Jurisdictional structure
- Operations jurisdiction: Siddipet district, India
- Map of Siddipet Police Commissionerate's jurisdiction
- Governing body: Government of Telangana
- General nature: Local civilian police;

Operational structure
- Headquarters: Siddipet, Telangana, India
- Agency executive: Dr.B.Anuradha IPS, Commissioner of Police;
- Parent agency: Telangana Police

Website
- https://siddipetpolice.telangana.gov.in/

= Siddipet Police Commissionerate =

Siddipet Police Commissionerate is a city police force with primary responsibilities in law enforcement and investigation within Siddipet, Telangana.

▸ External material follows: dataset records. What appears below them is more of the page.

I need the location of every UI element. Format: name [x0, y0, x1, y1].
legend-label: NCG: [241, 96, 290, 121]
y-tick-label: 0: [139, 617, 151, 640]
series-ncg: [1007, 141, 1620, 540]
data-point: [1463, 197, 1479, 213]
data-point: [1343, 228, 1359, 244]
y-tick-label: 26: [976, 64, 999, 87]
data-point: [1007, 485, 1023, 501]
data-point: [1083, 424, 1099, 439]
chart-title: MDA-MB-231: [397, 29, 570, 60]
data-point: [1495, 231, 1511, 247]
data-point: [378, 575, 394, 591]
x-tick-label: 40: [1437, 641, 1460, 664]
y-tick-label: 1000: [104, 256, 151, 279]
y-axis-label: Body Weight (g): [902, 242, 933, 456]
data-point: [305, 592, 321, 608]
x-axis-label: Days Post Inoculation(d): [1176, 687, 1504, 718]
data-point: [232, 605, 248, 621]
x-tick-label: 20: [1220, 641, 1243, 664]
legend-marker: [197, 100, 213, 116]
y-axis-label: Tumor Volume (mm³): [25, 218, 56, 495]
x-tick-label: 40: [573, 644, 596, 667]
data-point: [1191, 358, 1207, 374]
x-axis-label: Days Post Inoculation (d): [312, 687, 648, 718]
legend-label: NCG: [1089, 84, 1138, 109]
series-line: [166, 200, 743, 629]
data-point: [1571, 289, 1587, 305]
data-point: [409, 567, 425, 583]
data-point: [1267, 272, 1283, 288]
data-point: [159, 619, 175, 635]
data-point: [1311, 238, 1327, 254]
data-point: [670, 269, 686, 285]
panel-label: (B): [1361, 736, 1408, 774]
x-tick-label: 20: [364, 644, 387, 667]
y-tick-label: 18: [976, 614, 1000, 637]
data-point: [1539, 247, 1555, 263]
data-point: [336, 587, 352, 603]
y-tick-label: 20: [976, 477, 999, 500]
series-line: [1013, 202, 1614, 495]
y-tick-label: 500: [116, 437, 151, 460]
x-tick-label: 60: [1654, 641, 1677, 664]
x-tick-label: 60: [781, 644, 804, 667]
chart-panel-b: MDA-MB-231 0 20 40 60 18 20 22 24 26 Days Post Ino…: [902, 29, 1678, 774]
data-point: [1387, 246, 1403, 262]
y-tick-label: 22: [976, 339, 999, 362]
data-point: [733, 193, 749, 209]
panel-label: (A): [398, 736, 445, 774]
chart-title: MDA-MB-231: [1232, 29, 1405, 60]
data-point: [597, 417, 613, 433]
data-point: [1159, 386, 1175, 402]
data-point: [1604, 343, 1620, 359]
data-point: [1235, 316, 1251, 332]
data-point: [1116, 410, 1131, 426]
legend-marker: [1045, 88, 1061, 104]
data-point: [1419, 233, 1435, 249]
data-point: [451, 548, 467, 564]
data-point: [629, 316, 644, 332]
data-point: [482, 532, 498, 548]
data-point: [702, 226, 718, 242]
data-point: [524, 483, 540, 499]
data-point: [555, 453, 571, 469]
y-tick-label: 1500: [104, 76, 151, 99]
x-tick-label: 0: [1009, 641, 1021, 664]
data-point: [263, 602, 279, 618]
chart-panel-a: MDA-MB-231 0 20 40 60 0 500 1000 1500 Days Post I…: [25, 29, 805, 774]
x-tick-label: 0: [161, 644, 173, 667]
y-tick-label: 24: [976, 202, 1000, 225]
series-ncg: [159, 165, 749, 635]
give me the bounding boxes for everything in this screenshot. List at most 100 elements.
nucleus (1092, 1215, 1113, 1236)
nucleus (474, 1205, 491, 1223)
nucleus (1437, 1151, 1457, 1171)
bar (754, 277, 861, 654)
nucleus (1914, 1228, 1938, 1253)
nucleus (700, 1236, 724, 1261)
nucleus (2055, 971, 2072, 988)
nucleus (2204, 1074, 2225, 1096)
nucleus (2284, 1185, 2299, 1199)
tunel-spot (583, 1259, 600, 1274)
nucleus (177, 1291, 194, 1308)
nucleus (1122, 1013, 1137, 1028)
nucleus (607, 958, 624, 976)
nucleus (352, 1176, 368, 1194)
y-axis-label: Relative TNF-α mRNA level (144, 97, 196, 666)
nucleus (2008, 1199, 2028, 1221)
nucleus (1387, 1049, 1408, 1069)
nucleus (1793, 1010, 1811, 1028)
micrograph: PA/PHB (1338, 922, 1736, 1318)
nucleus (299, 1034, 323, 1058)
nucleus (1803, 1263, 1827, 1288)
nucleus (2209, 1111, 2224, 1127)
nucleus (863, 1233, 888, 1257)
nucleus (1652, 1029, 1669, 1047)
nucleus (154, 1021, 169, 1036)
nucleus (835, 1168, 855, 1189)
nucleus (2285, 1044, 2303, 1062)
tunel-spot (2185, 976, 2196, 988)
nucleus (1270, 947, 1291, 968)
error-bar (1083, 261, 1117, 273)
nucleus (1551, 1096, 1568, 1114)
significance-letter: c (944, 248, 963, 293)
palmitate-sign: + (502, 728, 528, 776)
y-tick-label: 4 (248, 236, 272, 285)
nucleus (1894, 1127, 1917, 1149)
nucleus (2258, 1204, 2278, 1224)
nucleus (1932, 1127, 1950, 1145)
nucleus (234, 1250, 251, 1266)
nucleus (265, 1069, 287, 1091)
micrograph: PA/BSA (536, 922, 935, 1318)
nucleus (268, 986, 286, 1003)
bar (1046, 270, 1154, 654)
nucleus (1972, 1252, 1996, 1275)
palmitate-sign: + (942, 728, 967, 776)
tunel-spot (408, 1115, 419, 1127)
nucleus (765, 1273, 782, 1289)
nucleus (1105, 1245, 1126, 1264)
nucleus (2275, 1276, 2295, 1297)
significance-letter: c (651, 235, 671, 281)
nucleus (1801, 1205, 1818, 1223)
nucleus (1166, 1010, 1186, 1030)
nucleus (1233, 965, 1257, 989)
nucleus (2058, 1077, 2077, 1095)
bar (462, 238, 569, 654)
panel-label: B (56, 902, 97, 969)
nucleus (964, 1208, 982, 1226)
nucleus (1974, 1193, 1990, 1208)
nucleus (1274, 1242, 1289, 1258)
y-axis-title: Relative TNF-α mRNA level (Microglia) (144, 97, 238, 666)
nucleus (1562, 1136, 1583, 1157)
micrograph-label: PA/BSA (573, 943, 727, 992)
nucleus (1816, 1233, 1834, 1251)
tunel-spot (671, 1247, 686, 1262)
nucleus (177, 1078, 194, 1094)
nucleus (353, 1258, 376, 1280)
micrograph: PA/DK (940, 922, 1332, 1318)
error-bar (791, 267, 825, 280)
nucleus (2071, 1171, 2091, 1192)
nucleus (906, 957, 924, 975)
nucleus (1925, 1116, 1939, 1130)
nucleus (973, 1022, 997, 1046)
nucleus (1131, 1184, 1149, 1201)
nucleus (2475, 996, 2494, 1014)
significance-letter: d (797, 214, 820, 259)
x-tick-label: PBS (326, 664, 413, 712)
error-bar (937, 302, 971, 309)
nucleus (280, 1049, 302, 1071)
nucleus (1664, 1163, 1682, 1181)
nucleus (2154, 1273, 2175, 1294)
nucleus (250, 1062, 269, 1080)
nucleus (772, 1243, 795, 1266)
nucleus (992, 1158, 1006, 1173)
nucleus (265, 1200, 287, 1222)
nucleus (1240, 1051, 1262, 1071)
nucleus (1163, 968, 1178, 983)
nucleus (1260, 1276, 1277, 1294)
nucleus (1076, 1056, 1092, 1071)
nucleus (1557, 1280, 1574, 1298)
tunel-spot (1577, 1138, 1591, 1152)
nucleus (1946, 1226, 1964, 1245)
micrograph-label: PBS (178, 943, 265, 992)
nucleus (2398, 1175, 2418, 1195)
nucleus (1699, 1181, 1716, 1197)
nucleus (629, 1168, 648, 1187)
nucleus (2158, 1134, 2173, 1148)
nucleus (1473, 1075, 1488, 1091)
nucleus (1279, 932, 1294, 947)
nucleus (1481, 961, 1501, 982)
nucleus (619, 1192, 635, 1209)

The Commissionerate was officially inaugurated along with the new 21 districts and with 4 other new commissionerates in the state on 11 October 2016. on the eve of Dasara.

== Jurisdiction ==
Siddipet Commissionerate consists of 3 Divisions i.e. Siddipet, Gajwel and Husnabad.

There are 6 Circles viz.

- Siddipet Rural
- Dubbaka
- Gajwel Rural
- Thoguta
- Husnabad
- Cherial

There are 26 Law and Order Police Stations under this commissionerate.

== Latest ==
On 20 June 2021 the Chief Minister of the state K.Chandra shekar Rao had inaugurated the Newly constructed Commissionerate-cum-District Police Headquarters along with the newly built Integrated Collectorate complex. It was built in 19 acres of land with Rs.19 Crores.